The More Things Change ...
"Independent surveys find that most law students would enroll even if they knew that only a tiny number of them would wind up with six-figure salaries. Nearly all of them, it seems, are convinced that they’re going to win the ring toss at this carnival and bring home the stuffed bear"Which reminded me of an earlier discussion of the same issue:
"“This idea of exceptionalism — I don’t know if it’s a thing with millennials, or what,” she says, referring to the generation now in its 20s. “Even if you tell them the bottom has fallen out of the legal market, they’re all convinced that none of the bad stuff will happen to them."
"The lottery of the law, therefore, is very far from being a perfectly fair lottery; and that, as well as many other liberal and honourable professions, are, in point of pecuniary gain, evidently under-recompensed.

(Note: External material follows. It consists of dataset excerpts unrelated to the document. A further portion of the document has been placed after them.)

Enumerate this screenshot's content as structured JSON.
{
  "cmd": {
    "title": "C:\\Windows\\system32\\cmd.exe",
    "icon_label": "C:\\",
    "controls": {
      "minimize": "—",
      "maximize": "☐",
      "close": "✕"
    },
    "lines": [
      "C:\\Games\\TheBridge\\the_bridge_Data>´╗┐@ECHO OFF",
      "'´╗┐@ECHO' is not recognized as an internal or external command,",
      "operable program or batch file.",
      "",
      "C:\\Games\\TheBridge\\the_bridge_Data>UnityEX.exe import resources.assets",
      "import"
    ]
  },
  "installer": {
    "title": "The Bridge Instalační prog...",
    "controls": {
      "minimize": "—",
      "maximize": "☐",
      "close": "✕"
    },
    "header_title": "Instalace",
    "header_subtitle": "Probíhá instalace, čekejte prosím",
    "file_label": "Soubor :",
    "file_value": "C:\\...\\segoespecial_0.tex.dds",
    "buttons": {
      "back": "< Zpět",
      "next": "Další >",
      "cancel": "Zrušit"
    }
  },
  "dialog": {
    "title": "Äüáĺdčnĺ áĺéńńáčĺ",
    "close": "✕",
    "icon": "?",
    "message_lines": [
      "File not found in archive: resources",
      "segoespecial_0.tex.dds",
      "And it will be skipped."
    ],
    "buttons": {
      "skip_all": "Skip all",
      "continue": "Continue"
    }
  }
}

Those professions keep their level, however, with other occupations, and, notwithstanding these discouragements, all the most generous and liberal spirits are eager to crowd into them. Two different causes contribute to recommend them. First, the desire of the reputation which attends upon superior excellence in any of them; and, secondly, the natural confidence which every man has more or less, not only in his own abilities, but in his own good fortune.
The contempt of risk and the presumptuous hope of success are in no period of life more active than at the age at which young people choose their professions."
P.S. Apropos of an earlier post, it occurs to me that the Smith quote could be taken as an early example of behavioral economics.